Welcome to this series of ten posts on the most common misunderstandings about science, which form a surprisingly large part of the foundation for New Age teachings.

Just for the record, many of the views dealt with in this series are ones which I myself have previously advocated, (though never online, and never on any public platform).

This first post is about the extraordinarily popular idea that Science says we are “just” chemicals and molecules, and that love is “just” a chemical reaction.

I remember about 25 years ago asking a woman I knew who was studying psychology if she felt her love for her children was just a bunch of chemical reactions. She spluttered a bit, but said yes. I countered that the love must come from somewhere, and that it wasn’t on earth before she felt it, was it? I concluded and believed that love is being poured into us from the “outside”, from the spirit world. Subjectively it felt like that to me at the time.

Something within us (or at least within many of us) rebels at the idea that we are “just” matter.

I invite those who think and feel this way to do this: take up a marking pen and draw a neat line through the word “just”.

Science says that life is chemical reactions.

That is in fact exactly what science says. Some idiot scientists may have put the “just” in there, as the behaviorist B.F. Skinner did, but the correct representation of science’s findings so far is that chemical reactions are the basis of life. You don’t even need to give up any beliefs in the soul, or divine love at this point. Science is good at distinguishing between what can be termed knowledge (i.e. things that seem to be reliably true enough that retesting them for each experiment or equation would be a waste of time) and speculation.

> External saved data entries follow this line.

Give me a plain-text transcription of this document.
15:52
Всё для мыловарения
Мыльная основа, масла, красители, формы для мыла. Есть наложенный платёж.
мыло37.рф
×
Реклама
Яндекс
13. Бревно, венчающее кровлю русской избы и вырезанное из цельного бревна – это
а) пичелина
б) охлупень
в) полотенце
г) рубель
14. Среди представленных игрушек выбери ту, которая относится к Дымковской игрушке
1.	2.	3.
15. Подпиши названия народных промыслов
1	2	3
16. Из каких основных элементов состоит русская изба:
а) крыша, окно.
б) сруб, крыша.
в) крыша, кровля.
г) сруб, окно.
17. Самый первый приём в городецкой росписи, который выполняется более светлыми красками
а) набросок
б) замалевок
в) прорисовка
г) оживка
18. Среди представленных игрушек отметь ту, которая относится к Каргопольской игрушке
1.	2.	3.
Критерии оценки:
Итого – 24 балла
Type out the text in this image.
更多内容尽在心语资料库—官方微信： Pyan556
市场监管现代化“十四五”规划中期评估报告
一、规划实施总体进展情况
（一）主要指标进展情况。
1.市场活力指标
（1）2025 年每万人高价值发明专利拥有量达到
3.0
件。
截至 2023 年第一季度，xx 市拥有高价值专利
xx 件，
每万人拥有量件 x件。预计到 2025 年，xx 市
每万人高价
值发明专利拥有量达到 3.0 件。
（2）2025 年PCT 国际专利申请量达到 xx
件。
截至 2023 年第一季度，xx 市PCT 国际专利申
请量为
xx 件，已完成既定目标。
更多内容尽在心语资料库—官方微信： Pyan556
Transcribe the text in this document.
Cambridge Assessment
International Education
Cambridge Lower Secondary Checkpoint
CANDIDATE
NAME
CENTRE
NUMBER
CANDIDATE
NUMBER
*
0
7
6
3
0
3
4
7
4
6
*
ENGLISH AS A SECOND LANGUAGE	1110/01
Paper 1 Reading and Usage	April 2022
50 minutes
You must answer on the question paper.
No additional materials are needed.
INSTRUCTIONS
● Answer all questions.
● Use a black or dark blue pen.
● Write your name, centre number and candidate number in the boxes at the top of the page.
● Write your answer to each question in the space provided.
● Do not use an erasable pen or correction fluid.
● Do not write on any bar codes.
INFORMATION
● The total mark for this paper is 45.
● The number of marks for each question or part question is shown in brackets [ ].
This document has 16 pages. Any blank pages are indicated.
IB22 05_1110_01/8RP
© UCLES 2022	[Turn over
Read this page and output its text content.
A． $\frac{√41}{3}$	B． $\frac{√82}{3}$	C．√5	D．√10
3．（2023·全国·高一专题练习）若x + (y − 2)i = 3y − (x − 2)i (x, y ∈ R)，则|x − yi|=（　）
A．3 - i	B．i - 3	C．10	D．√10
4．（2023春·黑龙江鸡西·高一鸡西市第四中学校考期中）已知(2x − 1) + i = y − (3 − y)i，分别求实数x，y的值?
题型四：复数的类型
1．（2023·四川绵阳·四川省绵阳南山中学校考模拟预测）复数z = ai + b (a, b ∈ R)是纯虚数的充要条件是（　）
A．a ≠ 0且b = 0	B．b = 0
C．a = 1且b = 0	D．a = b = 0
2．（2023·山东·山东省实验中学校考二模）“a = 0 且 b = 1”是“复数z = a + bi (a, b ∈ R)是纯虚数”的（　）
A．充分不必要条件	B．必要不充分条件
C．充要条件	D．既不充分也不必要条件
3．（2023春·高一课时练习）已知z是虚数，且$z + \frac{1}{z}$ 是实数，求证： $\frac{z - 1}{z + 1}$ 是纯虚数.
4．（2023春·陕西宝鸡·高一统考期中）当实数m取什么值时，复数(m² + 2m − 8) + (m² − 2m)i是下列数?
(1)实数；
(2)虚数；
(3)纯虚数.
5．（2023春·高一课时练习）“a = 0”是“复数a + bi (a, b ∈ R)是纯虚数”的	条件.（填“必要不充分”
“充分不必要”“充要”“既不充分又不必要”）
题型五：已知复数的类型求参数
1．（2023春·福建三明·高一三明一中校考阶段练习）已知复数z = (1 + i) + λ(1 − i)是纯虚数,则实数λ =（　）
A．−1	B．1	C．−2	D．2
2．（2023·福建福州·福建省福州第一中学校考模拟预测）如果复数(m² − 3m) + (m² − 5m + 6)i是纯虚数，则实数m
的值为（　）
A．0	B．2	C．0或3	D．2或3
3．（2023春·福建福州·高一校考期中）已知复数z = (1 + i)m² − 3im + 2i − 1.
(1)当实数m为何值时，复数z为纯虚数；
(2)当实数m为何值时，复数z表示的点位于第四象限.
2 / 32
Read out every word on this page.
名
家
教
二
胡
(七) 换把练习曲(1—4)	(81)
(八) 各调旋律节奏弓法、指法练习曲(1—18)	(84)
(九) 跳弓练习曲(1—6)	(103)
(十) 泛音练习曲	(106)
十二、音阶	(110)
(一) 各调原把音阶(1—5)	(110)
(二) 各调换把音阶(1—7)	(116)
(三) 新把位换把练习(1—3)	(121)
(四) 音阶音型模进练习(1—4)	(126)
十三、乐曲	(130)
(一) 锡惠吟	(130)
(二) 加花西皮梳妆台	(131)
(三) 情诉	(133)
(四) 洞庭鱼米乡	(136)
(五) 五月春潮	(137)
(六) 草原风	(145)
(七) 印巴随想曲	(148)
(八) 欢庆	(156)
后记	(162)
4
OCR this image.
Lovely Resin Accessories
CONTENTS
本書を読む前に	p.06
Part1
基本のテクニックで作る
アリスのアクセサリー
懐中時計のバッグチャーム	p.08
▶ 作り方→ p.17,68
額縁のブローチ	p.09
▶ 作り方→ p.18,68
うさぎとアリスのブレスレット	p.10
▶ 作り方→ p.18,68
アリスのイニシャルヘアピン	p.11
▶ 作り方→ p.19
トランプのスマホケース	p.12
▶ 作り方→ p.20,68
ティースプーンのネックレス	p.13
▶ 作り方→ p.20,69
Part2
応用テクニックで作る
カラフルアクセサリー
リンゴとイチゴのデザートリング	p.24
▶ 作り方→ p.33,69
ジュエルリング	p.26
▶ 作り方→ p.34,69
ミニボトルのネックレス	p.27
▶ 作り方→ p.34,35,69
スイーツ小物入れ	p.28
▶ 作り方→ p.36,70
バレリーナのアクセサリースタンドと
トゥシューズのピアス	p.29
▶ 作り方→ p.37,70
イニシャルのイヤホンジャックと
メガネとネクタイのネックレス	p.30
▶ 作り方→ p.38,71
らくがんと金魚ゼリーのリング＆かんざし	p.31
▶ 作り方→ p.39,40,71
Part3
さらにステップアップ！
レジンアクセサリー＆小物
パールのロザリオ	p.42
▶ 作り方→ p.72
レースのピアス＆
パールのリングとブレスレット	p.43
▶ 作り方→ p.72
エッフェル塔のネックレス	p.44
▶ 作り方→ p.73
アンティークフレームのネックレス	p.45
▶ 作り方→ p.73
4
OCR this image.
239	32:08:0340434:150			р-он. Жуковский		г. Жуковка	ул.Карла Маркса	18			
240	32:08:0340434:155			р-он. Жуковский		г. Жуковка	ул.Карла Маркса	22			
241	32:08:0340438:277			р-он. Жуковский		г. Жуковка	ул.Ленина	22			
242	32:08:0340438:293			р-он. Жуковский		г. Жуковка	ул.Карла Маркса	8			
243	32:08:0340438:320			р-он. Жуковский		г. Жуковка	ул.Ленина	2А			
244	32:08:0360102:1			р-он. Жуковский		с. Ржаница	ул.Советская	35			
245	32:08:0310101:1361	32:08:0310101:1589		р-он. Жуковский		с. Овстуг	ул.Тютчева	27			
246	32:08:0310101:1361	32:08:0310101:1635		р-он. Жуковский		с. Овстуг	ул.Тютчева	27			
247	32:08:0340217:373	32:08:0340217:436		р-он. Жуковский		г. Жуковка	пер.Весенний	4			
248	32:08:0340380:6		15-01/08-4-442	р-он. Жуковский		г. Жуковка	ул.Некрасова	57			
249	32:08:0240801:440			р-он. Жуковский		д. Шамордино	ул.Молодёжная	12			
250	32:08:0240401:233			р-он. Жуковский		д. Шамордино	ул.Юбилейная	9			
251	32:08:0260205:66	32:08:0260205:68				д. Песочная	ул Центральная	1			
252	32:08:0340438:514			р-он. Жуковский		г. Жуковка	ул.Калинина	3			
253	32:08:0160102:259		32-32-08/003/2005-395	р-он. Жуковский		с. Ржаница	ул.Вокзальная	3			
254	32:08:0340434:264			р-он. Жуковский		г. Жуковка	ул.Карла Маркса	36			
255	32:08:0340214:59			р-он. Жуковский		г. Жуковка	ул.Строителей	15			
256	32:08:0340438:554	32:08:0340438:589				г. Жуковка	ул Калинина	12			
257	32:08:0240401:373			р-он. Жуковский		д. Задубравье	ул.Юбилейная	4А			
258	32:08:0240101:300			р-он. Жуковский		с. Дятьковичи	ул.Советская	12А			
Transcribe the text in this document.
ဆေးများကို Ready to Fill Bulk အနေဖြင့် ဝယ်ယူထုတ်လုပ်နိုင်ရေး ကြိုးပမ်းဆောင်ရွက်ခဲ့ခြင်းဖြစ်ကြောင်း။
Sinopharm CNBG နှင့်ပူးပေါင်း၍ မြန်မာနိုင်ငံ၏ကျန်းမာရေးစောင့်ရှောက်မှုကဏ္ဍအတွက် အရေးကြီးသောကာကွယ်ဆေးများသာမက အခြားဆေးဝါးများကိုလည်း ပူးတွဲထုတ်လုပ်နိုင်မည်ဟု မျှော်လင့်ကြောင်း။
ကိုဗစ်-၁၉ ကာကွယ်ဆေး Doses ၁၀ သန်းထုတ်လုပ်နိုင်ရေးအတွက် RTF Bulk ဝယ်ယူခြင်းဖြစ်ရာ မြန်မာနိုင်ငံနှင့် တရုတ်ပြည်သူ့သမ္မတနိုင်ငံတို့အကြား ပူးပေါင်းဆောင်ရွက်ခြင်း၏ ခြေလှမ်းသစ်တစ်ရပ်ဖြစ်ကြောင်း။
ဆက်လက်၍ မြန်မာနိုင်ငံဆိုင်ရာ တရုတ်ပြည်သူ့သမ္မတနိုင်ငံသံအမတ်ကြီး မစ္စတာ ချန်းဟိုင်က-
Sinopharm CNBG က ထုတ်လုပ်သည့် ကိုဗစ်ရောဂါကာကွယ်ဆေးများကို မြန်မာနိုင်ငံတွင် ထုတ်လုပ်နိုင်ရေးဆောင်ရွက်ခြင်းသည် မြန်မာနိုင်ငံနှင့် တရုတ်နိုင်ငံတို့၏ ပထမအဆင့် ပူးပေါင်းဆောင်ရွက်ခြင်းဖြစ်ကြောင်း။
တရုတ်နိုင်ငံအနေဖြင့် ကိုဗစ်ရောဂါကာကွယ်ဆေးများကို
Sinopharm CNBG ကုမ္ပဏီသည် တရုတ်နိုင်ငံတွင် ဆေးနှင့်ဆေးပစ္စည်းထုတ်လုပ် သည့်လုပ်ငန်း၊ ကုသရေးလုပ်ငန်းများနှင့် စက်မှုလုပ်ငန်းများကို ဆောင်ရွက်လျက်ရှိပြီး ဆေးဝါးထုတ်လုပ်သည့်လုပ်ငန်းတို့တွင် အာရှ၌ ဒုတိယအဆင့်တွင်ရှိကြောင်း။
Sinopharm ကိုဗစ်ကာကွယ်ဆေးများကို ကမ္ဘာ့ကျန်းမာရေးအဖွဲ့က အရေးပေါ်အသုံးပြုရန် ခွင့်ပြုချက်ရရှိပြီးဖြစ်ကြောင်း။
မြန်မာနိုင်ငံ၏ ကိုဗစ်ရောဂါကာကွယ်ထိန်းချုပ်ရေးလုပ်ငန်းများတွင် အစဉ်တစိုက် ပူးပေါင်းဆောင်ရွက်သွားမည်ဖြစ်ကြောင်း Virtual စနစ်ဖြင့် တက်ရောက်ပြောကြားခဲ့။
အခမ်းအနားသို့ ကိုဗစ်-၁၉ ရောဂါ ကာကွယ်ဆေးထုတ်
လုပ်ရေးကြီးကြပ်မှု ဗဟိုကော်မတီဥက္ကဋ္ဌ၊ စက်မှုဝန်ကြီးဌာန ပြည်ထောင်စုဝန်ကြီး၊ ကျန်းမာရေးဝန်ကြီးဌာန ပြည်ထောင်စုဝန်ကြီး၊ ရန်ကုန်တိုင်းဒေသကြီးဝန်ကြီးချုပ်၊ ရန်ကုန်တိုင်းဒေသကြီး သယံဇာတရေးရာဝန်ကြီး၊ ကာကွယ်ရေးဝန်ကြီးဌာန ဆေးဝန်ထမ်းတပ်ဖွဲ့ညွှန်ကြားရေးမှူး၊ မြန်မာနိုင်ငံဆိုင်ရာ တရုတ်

That we have a soul is, from a scientific viewpoint, a speculation. Even if it seemed to a scientist to be subjectively undeniable that we have a soul, it would be more prudent to acknowledge that scientifically we have neither evidence, nor any purpose for such a speculation. We can go a long way using only that which we can justify with a foundation of scientific knowledge, without needing to fill in too many gaps with speculations. And we certainly don’t need to create gaps in established knowledge to force a place for the soul to be crammed into!